Abramson does plan to glean from industry models. He will attend industry conferences, and he confesses to wanting to meet some of the “legends” in the industry. “I also need to get on a couple of the big boats to see the programs and what people are gravitating to,” he says.
His course is clearly charted, however. “I’m not worried about how many umbrella drinks we sell,” Abramson says. “I want to make sure we distance ourselves from the rest of the industry and create a really unique experience that people talk about. I don’t have huge advertising budgets, so my advertising is really on the backs of my passengers, and I have to show them a fantastic time so that they say to their friends, ‘Hey, this is really something you need to do.’ ”
John Meszaros, Vice President, Supply Chain Management, Carnival Corp.
Talk about a greenhorn. John Meszaros had never even been on a ship when he took the helm as Carnival Corporation’s vice president, supply chain management. Never been on a ship, but now he’s responsible for the world’s largest fleet of cruise ships.
His charge is to negotiate, contract and partner with the hundreds of vendors that supply Carnival Corp.’ six cruise brands. Until he joined the company, Carnival Corp. had four autonomous companies with four purchasing groups. There was some interaction, he says, but no formal strategy to pull it all together in a single supply chain.
Consolidating the groups under one umbrella made sense, Meszaros says, particularly with regard to helping Carnival Corp., which purchases more than $1 billion in supplies annually, to achieve greater economies of scale.

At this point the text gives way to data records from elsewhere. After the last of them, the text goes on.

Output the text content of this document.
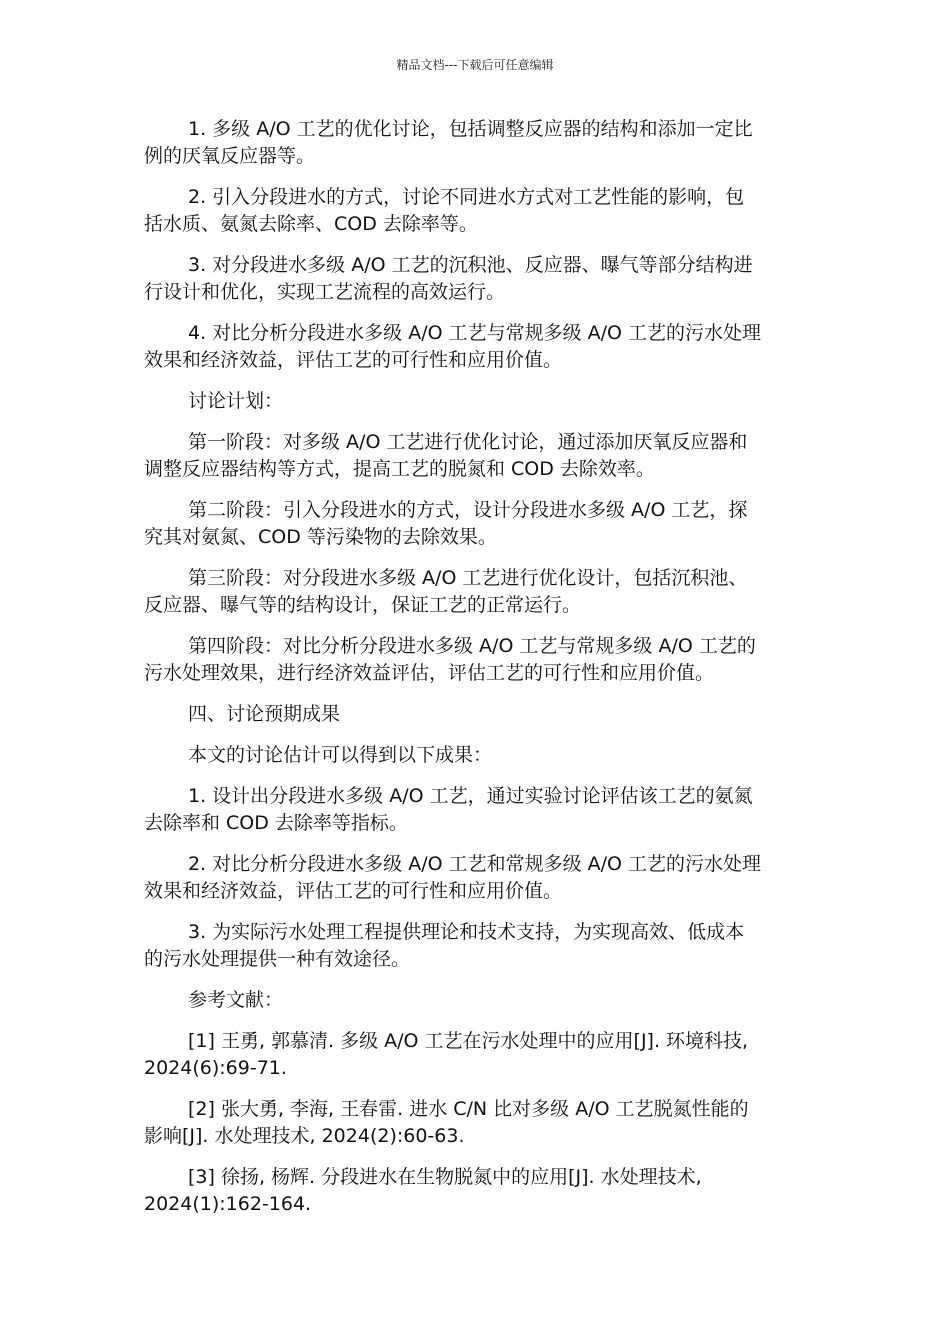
精品文档---下载后可任意编辑

1. 多级 A/O 工艺的优化讨论，包括调整反应器的结构和添加一定比
例的厌氧反应器等。

2. 引入分段进水的方式，讨论不同进水方式对工艺性能的影响，包
括水质、氨氮去除率、COD 去除率等。

3. 对分段进水多级 A/O 工艺的沉积池、反应器、曝气等部分结构进
行设计和优化，实现工艺流程的高效运行。

4. 对比分析分段进水多级 A/O 工艺与常规多级 A/O 工艺的污水处理
效果和经济效益，评估工艺的可行性和应用价值。

讨论计划：

第一阶段：对多级 A/O 工艺进行优化讨论，通过添加厌氧反应器和
调整反应器结构等方式，提高工艺的脱氮和 COD 去除效率。

第二阶段：引入分段进水的方式，设计分段进水多级 A/O 工艺，探
究其对氨氮、COD 等污染物的去除效果。

第三阶段：对分段进水多级 A/O 工艺进行优化设计，包括沉积池、
反应器、曝气等的结构设计，保证工艺的正常运行。

第四阶段：对比分析分段进水多级 A/O 工艺与常规多级 A/O 工艺的
污水处理效果，进行经济效益评估，评估工艺的可行性和应用价值。

四、讨论预期成果

本文的讨论估计可以得到以下成果：

1. 设计出分段进水多级 A/O 工艺，通过实验讨论评估该工艺的氨氮
去除率和 COD 去除率等指标。

2. 对比分析分段进水多级 A/O 工艺和常规多级 A/O 工艺的污水处理
效果和经济效益，评估工艺的可行性和应用价值。

3. 为实际污水处理工程提供理论和技术支持，为实现高效、低成本
的污水处理提供一种有效途径。

参考文献：

[1] 王勇, 郭慕清. 多级 A/O 工艺在污水处理中的应用[J]. 环境科技,
2024(6):69-71.

[2] 张大勇, 李海, 王春雷. 进水 C/N 比对多级 A/O 工艺脱氮性能的
影响[J]. 水处理技术, 2024(2):60-63.

[3] 徐扬, 杨辉. 分段进水在生物脱氮中的应用[J]. 水处理技术,
2024(1):162-164.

Meszaros says by consolidating purchases, his department has been able to cut cost while improving quality. “Since I’ve been here, we’ve basically focused on food and beverage,” he says. “We’ve done a great job in taking cost out and improving quality in food and beverage.”
Meszaros’s biggest challenges thus far have been bridging the cultural differences between Carnival Corp.’s different brands ““ Costa and Cunard, for example – and coordinating between the port of calls and Carnival Corp’s ships.
“It’s a little different from land-based supply in that our customers [the ships] continually move,” Meszaros says. “So the challenge is making sure that we have a worldwide supply of services that meet the needs of the ships no matter where they are.”
A resident of Miami Beach, Meszaros served eight years as supply chain vice president for Dallas-based AmeriServe Food Distribution (formerly PepsiCo Foods Systems), a food service distributor for several national chain restaurants, He also spent four years as a consultant with Systems Modeling Corporation, a leading provider of computer simulation software, and three years in operations at Frito-Lay Inc.
“In my old world,” he says, “I did very similar things and there was very similar integration, but I had very defined customers in very defined locations. If we missed a delivery time, the customer was still there. We could be an hour late. But if I am an hour late now, the ships are gone. I’ve never been in a position where the supply chain timing was so critical.”
A tough job, no doubt, with lots of stress associated. We know just the cure: a cruise.